Penn's Ortner Center helped Tina Brosius get released from prison, making her the first Pennsylvanian woman since 1990 to be freed from a life sentence.

In December, Tina Brosius became Pennsylvania's first woman since 1990 to be freed from a life sentence in prison — with the help of 12 Penn students. 

Brosius was one of a handful of women assisted under the “From Cell to Home” program, created by the Ortner Center on Violence & Abuse in Relationships, where Penn students and faculty members help incarcerated women serving life sentences apply for commutation.

Brosius was convicted of murder in 1994 when she was 18 years old, for allowing her newborn baby to drown in a portable toilet. Now 43 years old and with two daughters, Brosius' supporters say she has grown remarkably and guided several other young women while in prison.

Pennsylvania Governor Tom Wolf commuted her life sentence on Dec. 20 and she will be released from prison to a community corrections center, although an official release date has not been set yet. After one year she will be on parole for the rest of her life sentence

Pennsylvania is one of five U.S. states where those sentenced to life in prison must die incarcerated because they are not eligible for parole. The only way to be released is to receive commutation, or a reduction of a prison sentence that would result in their release under parole supervision. 

Funded by Penn Law's Quattrone Center, the project is led by Nursing professor Kathleen Brown, who expanded her previous work with men's prisons to the Ortner Center’s program in fall 2017, when the Center decided to aim their efforts on incarcerated women. The program hopes to help three to four women per semester, Project Coordinator and 2018 College graduate Nia Kaudo said.

The Center's website states that over 200 women are serving life sentences at the Muncy and Cambridge Springs prisons in Pa.
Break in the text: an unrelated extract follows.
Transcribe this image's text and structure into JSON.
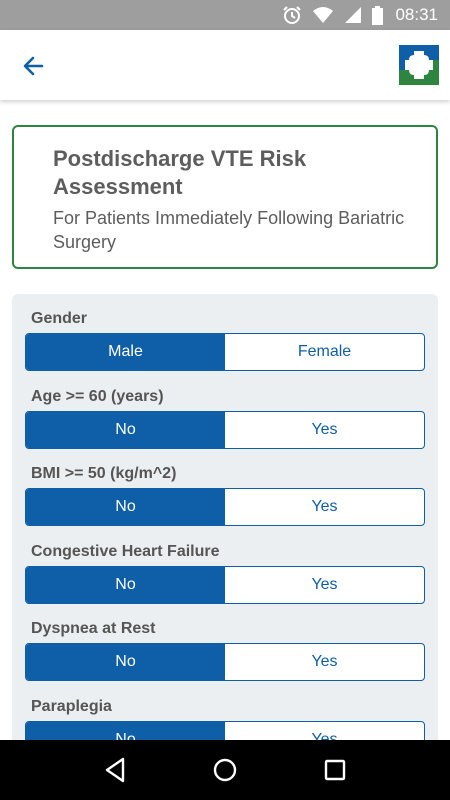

Women are enrolled into the "From Cell to Home" based on several criteria, most importantly signs of "remorse and reformation," Brown said. 

Credit: Sharon Lee

The Ortner Center on Violence and Abuse in Relationships is located at 3815 Walnut Street and is comprised of Penn faculty and students passionate about the mission's cause.

“The prison and corrections offices have carefully selected the inmates with whom we work," Ortner Center Executive Director Susan Sorenson said. "We’re putting effort into those who we think will stand a good chance to gain their freedom."

Each incarcerated woman works with two Penn students who write research-based academic papers to support the inmate's petition to be commuted. The students also visit at least one prison before their interviews with the women in the program.

One inmate may have 40 years of case files for students to dig through, Kaudo said.

“We saw where they ate, slept, how they lived," Kaudo said. "You want to be able to get inside of that realm when you’re writing for someone. We were able to see the barbed wire, buildings where people with severe mental disabilities were held, a 14-year-old girl held in isolation because she was not allowed to be with adult population.”

Kaudo added that all the women they work with have experienced some form of sexual or physical abuse in their lives. Brown is currently working with one woman who received a life sentence for being present while her abusive boyfriend killed his ex-wife, although the woman says she never helped plan the crime and was forced to assist him. 

Brown said the gratitude she sees the women express is indescribable.

“This is not just for Tina, it’s wonderful for everyone, all the women," Brown said. "They can see now that it’s possible. The project is about getting out as many as I can because it brings hope to the people who are remaining."